Um tal encontro exprime a realidade e a necessidade do ensino (quer dizer, da transmissão) da arte. Embora não se possa transmitir o dom de criar (porque ele é inato), dão-se exemplos de obras — com os quais, somente, se pode fazer despertar um dom. Aquele que ensina não precisa de ser um criador (de obras), mas tem de saber dar o exemplo, em todos os sentidos desta expressão. Talvez uma frase (suspendendo por uns segundos a ideia de sacrifício no Ocidente, se é que isso é possível — e não há nada de mais incerto), talvez uma frase de Padre António Vieira possa condensar essa ideia de ensino (que tentarei desenvolver noutro lugar):

 

Há homens que são como as velas; sacrificam-se, queimando-se para dar luz aos outros.

 

*

A proximidade (a vertiginosa e até mesmo perigosa proximidade) entre a arte, o ensino da arte e o amor termina aqui. Demoremo-nos então por um instante em duas diferenças. Quando o amor dá filhos, estes não são propriamente obras de arte; aliás, nem é requerido que o amor dê essa espécie de frutos. A arte, em contrapartida, dá necessariamente obras. Depois — e é uma segunda diferença — a obra, contrariamente a um filho, nunca morre de morte natural, pelo menos se seguirmos a ideia de obra que o Ocidente se fez. Pela simples razão que ela mesma, a obra, se define como uma certa tiragem da natureza.

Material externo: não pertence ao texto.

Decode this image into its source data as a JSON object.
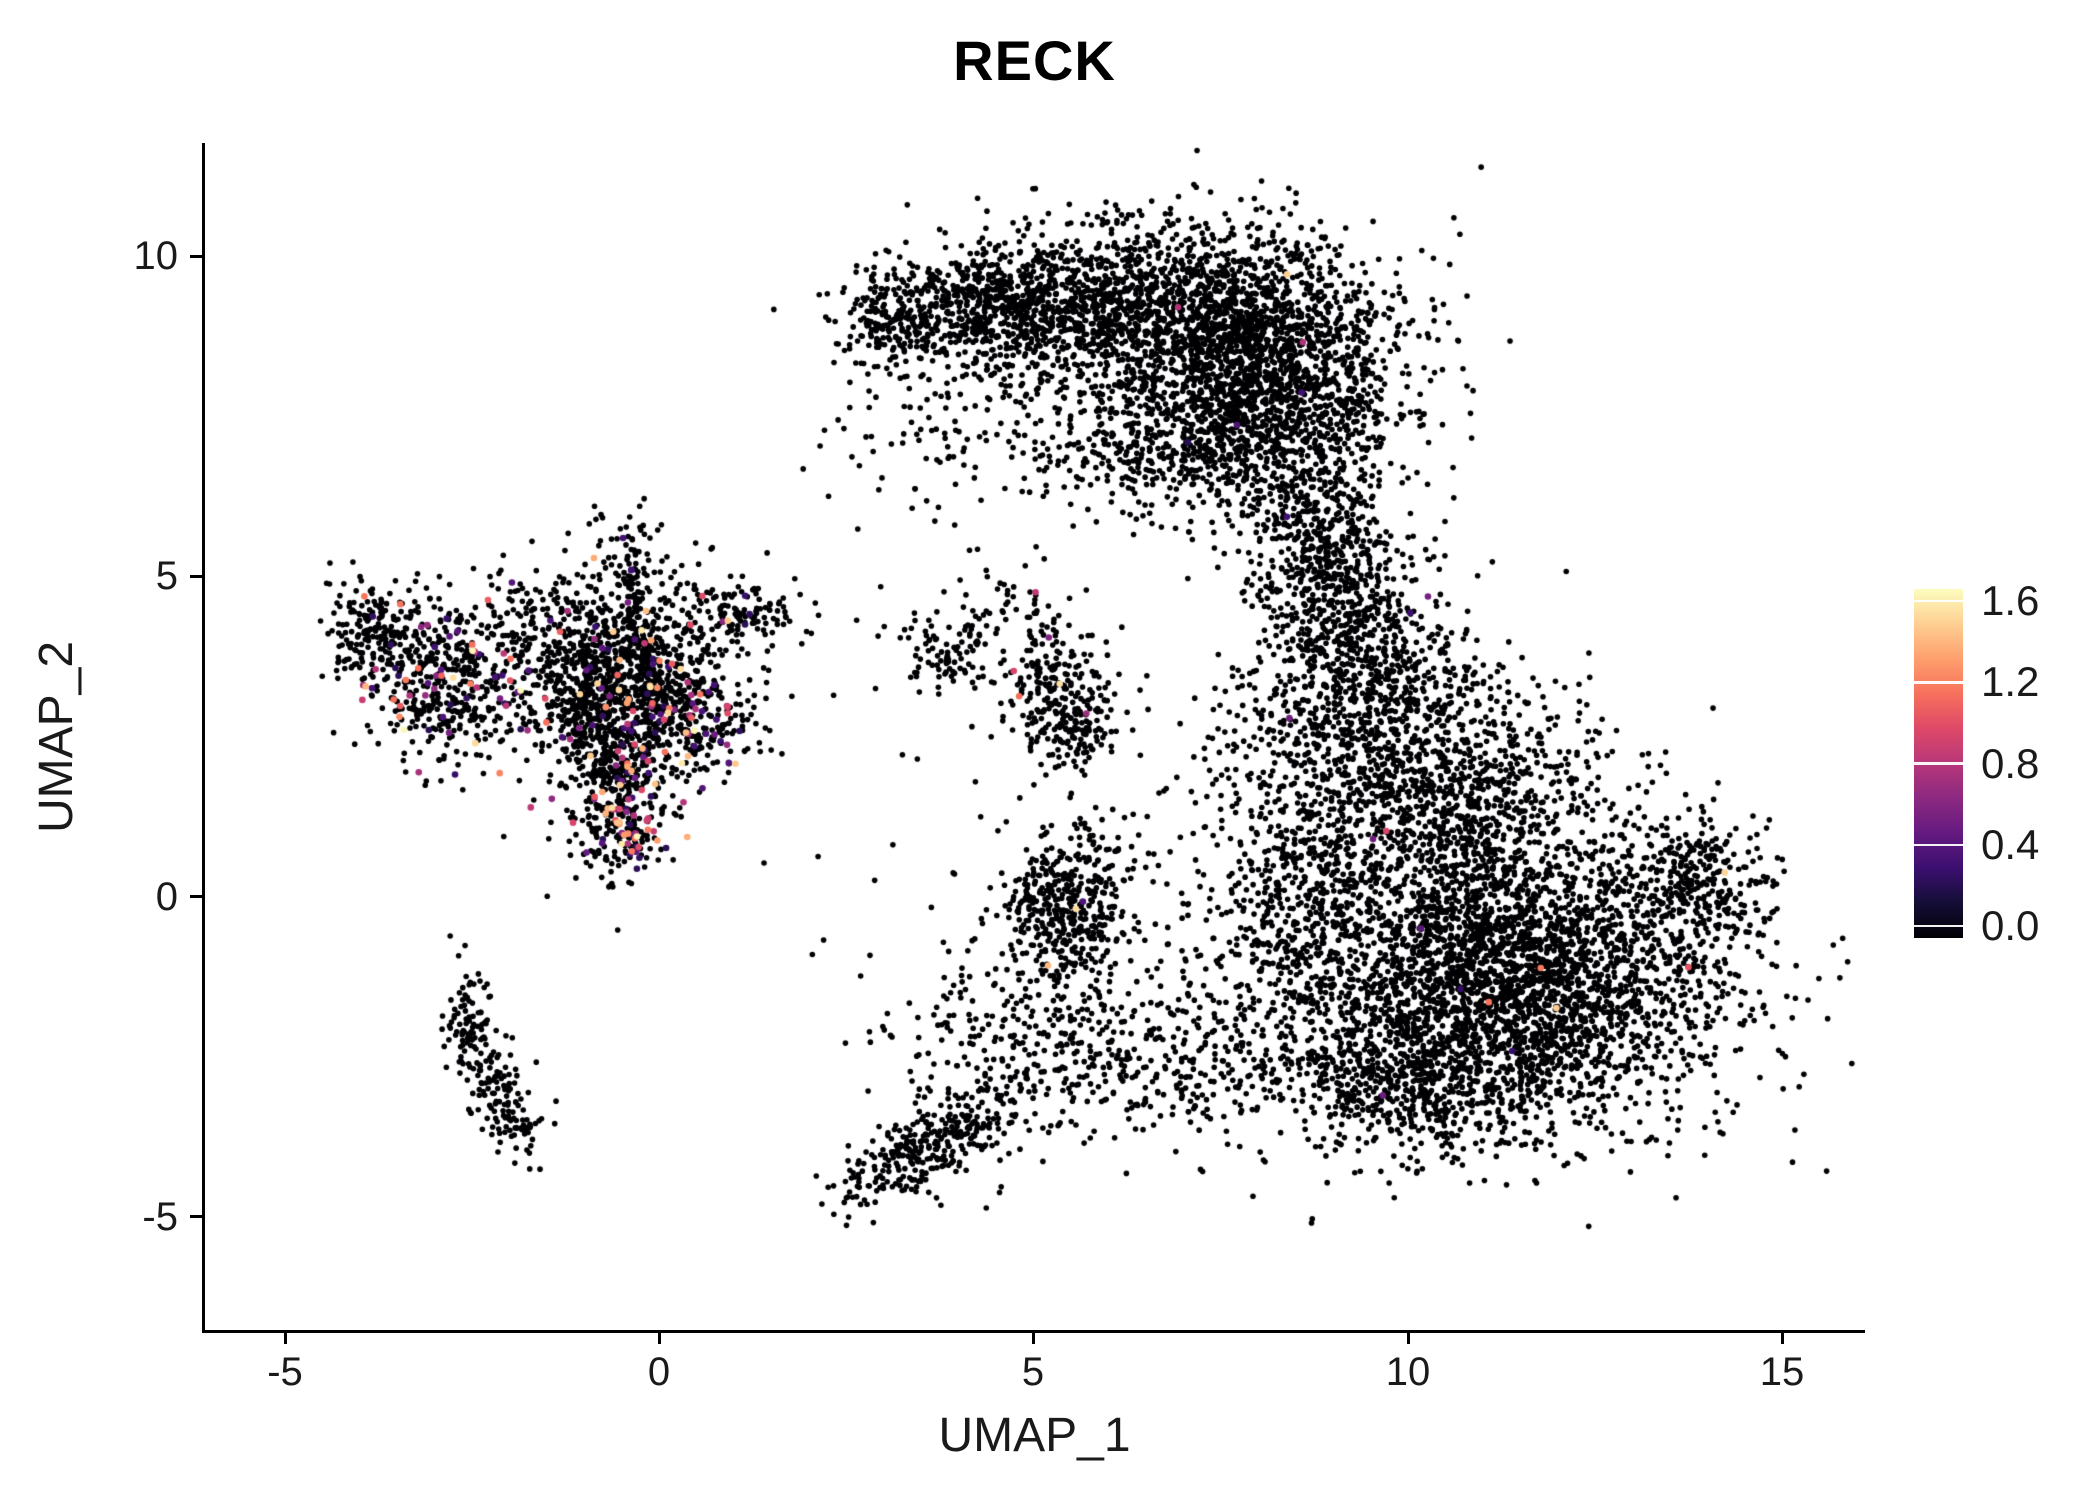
{
  "title": "RECK",
  "axes": {
    "x_label": "UMAP_1",
    "y_label": "UMAP_2",
    "x_tick_labels": [
      "-5",
      "0",
      "5",
      "10",
      "15"
    ],
    "y_tick_labels": [
      "10",
      "5",
      "0",
      "-5"
    ]
  },
  "colorbar": {
    "labels": [
      "1.6",
      "1.2",
      "0.8",
      "0.4",
      "0.0"
    ],
    "vmin": 0.0,
    "vmax": 1.6
  },
  "chart_data": {
    "type": "scatter",
    "title": "RECK",
    "xlabel": "UMAP_1",
    "ylabel": "UMAP_2",
    "xlim": [
      -6.05,
      16.08
    ],
    "ylim": [
      -6.77,
      11.77
    ],
    "x_ticks": [
      -5,
      0,
      5,
      10,
      15
    ],
    "y_ticks": [
      10,
      5,
      0,
      -5
    ],
    "grid": false,
    "legend_position": "right",
    "color_scale": {
      "vmin": 0.0,
      "vmax": 1.6,
      "ticks": [
        0.0,
        0.4,
        0.8,
        1.2,
        1.6
      ]
    },
    "colormap": {
      "name": "magma",
      "stops": [
        [
          0.0,
          "#000004"
        ],
        [
          0.1,
          "#140e36"
        ],
        [
          0.2,
          "#3b0f70"
        ],
        [
          0.3,
          "#641a80"
        ],
        [
          0.4,
          "#8c2981"
        ],
        [
          0.5,
          "#b73779"
        ],
        [
          0.6,
          "#de4968"
        ],
        [
          0.7,
          "#f7705c"
        ],
        [
          0.8,
          "#fe9f6d"
        ],
        [
          0.9,
          "#fecf92"
        ],
        [
          1.0,
          "#fcfdbf"
        ]
      ]
    },
    "seed": 42,
    "point_radius": 2.8,
    "expressing_point_radius": 3.3,
    "clusters": [
      {
        "name": "top-arc-left",
        "cx": 4.2,
        "cy": 9.15,
        "sx": 0.85,
        "sy": 0.45,
        "n": 650,
        "expr_frac": 0.0015
      },
      {
        "name": "top-arc-mid",
        "cx": 6.3,
        "cy": 9.35,
        "sx": 1.15,
        "sy": 0.6,
        "n": 1100,
        "expr_frac": 0.0015
      },
      {
        "name": "top-arc-right",
        "cx": 8.1,
        "cy": 8.5,
        "sx": 0.95,
        "sy": 0.85,
        "n": 1500,
        "expr_frac": 0.0015
      },
      {
        "name": "top-arc-lower",
        "cx": 7.4,
        "cy": 7.2,
        "sx": 1.1,
        "sy": 0.65,
        "n": 800,
        "expr_frac": 0.0015
      },
      {
        "name": "top-arm-down",
        "cx": 8.8,
        "cy": 6.1,
        "sx": 0.5,
        "sy": 0.75,
        "n": 300,
        "expr_frac": 0.0015
      },
      {
        "name": "top-sparse-center",
        "cx": 5.4,
        "cy": 8.0,
        "sx": 1.1,
        "sy": 0.75,
        "n": 170,
        "expr_frac": 0
      },
      {
        "name": "top-tip",
        "cx": 3.05,
        "cy": 8.85,
        "sx": 0.3,
        "sy": 0.3,
        "n": 80,
        "expr_frac": 0.01
      },
      {
        "name": "top-below-sparse",
        "cx": 3.5,
        "cy": 6.9,
        "sx": 0.7,
        "sy": 0.7,
        "n": 60,
        "expr_frac": 0
      },
      {
        "name": "right-core",
        "cx": 11.3,
        "cy": -1.3,
        "sx": 1.5,
        "sy": 1.15,
        "n": 3400,
        "expr_frac": 0.002
      },
      {
        "name": "right-upper",
        "cx": 10.4,
        "cy": 1.6,
        "sx": 1.1,
        "sy": 1.0,
        "n": 1100,
        "expr_frac": 0.002
      },
      {
        "name": "right-neck",
        "cx": 9.4,
        "cy": 3.6,
        "sx": 0.7,
        "sy": 0.9,
        "n": 650,
        "expr_frac": 0.003
      },
      {
        "name": "right-top",
        "cx": 9.0,
        "cy": 5.0,
        "sx": 0.5,
        "sy": 0.55,
        "n": 220,
        "expr_frac": 0
      },
      {
        "name": "right-east-lobe",
        "cx": 13.9,
        "cy": 0.3,
        "sx": 0.5,
        "sy": 0.55,
        "n": 260,
        "expr_frac": 0
      },
      {
        "name": "right-south-tail",
        "cx": 9.9,
        "cy": -2.9,
        "sx": 0.85,
        "sy": 0.55,
        "n": 450,
        "expr_frac": 0.003
      },
      {
        "name": "right-west-edge",
        "cx": 8.6,
        "cy": -0.4,
        "sx": 0.6,
        "sy": 1.1,
        "n": 320,
        "expr_frac": 0
      },
      {
        "name": "right-gap-sparse",
        "cx": 8.4,
        "cy": 2.4,
        "sx": 0.8,
        "sy": 0.8,
        "n": 140,
        "expr_frac": 0
      },
      {
        "name": "mid-south-blob",
        "cx": 5.5,
        "cy": -0.15,
        "sx": 0.45,
        "sy": 0.6,
        "n": 420,
        "expr_frac": 0.008
      },
      {
        "name": "south-strip",
        "cx": 3.55,
        "cy": -3.95,
        "sx": 0.6,
        "sy": 0.26,
        "rot": 32,
        "n": 300,
        "expr_frac": 0.004
      },
      {
        "name": "south-band-1",
        "cx": 4.6,
        "cy": -2.3,
        "sx": 0.75,
        "sy": 0.75,
        "n": 220,
        "expr_frac": 0
      },
      {
        "name": "south-band-2",
        "cx": 6.6,
        "cy": -2.5,
        "sx": 1.0,
        "sy": 0.6,
        "n": 300,
        "expr_frac": 0
      },
      {
        "name": "center-small-1",
        "cx": 3.85,
        "cy": 3.8,
        "sx": 0.35,
        "sy": 0.3,
        "n": 90,
        "expr_frac": 0.02
      },
      {
        "name": "center-small-2",
        "cx": 5.2,
        "cy": 3.4,
        "sx": 0.3,
        "sy": 0.6,
        "n": 170,
        "expr_frac": 0.02
      },
      {
        "name": "center-small-3",
        "cx": 5.6,
        "cy": 2.7,
        "sx": 0.3,
        "sy": 0.4,
        "n": 130,
        "expr_frac": 0.01
      },
      {
        "name": "center-small-4",
        "cx": 4.6,
        "cy": 4.6,
        "sx": 0.3,
        "sy": 0.2,
        "n": 25,
        "expr_frac": 0
      },
      {
        "name": "left-far-blob",
        "cx": -3.85,
        "cy": 4.1,
        "sx": 0.3,
        "sy": 0.4,
        "n": 180,
        "expr_frac": 0.1
      },
      {
        "name": "left-blob-2",
        "cx": -2.9,
        "cy": 3.4,
        "sx": 0.5,
        "sy": 0.6,
        "n": 430,
        "expr_frac": 0.09
      },
      {
        "name": "left-main",
        "cx": -0.6,
        "cy": 3.4,
        "sx": 0.8,
        "sy": 0.75,
        "n": 1000,
        "expr_frac": 0.05
      },
      {
        "name": "left-streak-1",
        "cx": -0.35,
        "cy": 4.7,
        "sx": 0.07,
        "sy": 0.5,
        "n": 60,
        "expr_frac": 0.03
      },
      {
        "name": "left-streak-2",
        "cx": -0.75,
        "cy": 2.6,
        "sx": 0.08,
        "sy": 0.6,
        "n": 70,
        "expr_frac": 0.15
      },
      {
        "name": "left-streak-3",
        "cx": -0.15,
        "cy": 3.5,
        "sx": 0.07,
        "sy": 0.6,
        "n": 60,
        "expr_frac": 0.05
      },
      {
        "name": "left-streak-4",
        "cx": -1.05,
        "cy": 3.0,
        "sx": 0.08,
        "sy": 0.5,
        "n": 50,
        "expr_frac": 0.08
      },
      {
        "name": "left-lower-streaks",
        "cx": -0.55,
        "cy": 1.7,
        "sx": 0.35,
        "sy": 0.75,
        "n": 320,
        "expr_frac": 0.2
      },
      {
        "name": "left-dense-knot",
        "cx": -0.45,
        "cy": 0.95,
        "sx": 0.18,
        "sy": 0.22,
        "n": 70,
        "expr_frac": 0.3
      },
      {
        "name": "left-east-blob",
        "cx": 0.35,
        "cy": 2.8,
        "sx": 0.45,
        "sy": 0.4,
        "n": 240,
        "expr_frac": 0.16
      },
      {
        "name": "left-arm-east",
        "cx": 1.15,
        "cy": 4.45,
        "sx": 0.4,
        "sy": 0.22,
        "n": 110,
        "expr_frac": 0.08
      },
      {
        "name": "left-top-sparse",
        "cx": -0.3,
        "cy": 5.3,
        "sx": 0.5,
        "sy": 0.45,
        "n": 70,
        "expr_frac": 0.03
      },
      {
        "name": "left-mid-sparse",
        "cx": -1.8,
        "cy": 4.5,
        "sx": 0.45,
        "sy": 0.3,
        "n": 60,
        "expr_frac": 0.05
      },
      {
        "name": "sw-streak-upper",
        "cx": -2.55,
        "cy": -1.9,
        "sx": 0.15,
        "sy": 0.45,
        "n": 80,
        "expr_frac": 0
      },
      {
        "name": "sw-streak-lower",
        "cx": -2.15,
        "cy": -3.0,
        "sx": 0.22,
        "sy": 0.5,
        "rot": 20,
        "n": 110,
        "expr_frac": 0
      },
      {
        "name": "sw-streak-tip",
        "cx": -1.85,
        "cy": -3.65,
        "sx": 0.2,
        "sy": 0.15,
        "n": 30,
        "expr_frac": 0
      },
      {
        "name": "noise-center",
        "cx": 6.5,
        "cy": 2.0,
        "sx": 2.3,
        "sy": 2.3,
        "n": 110,
        "expr_frac": 0.005
      },
      {
        "name": "noise-south",
        "cx": 7.0,
        "cy": -1.0,
        "sx": 1.5,
        "sy": 1.5,
        "n": 80,
        "expr_frac": 0
      }
    ]
  }
}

Tal foi o motivo do meu primeiro espanto quando comecei a ler o tratado de Francisco de Holanda. (Em rigor, mas isso requeria toda uma outra leitura de Francisco de Holanda, à qual apenas posso aludir aqui: o meu primeiro espanto foi a redescoberta dessa língua inaudita em que ele escreve, medita e cria, a ponto de, por momentos, eu duvidar se não estava a ouvir uma certa invocação da graça feminina que se lê na lírica camoniana, não esquecendo um certo culto do oximoro que lhe é peculiar.)

Mas o espanto que me possibilitou escrever reside no facto de Do Tirar pelo Natural, não deixando de ser um tratado renascentista (sendo mesmo, importa repeti-lo aqui, o primeiro tratado europeu exclusivamente dedicado ao retrato), no facto de esse tratado enunciar algo de trans-histórico, por um lado, e de transversal a qualquer género ou expressão artística, por outro. Esse algo é precisamente o gesto de «tirar pelo natural» (que dá o título ao tratado).

Mas tirar pelo ou do natural o quê?

[…]

Tomás Maia

 

Texto foi lido na apresentação do tratado de Francisco de Holanda, Do Tirar pelo Natural (Lisboa, Documenta, 2019),

na livraria Sistema Solar (Chiado) a 1 de Março de 2019.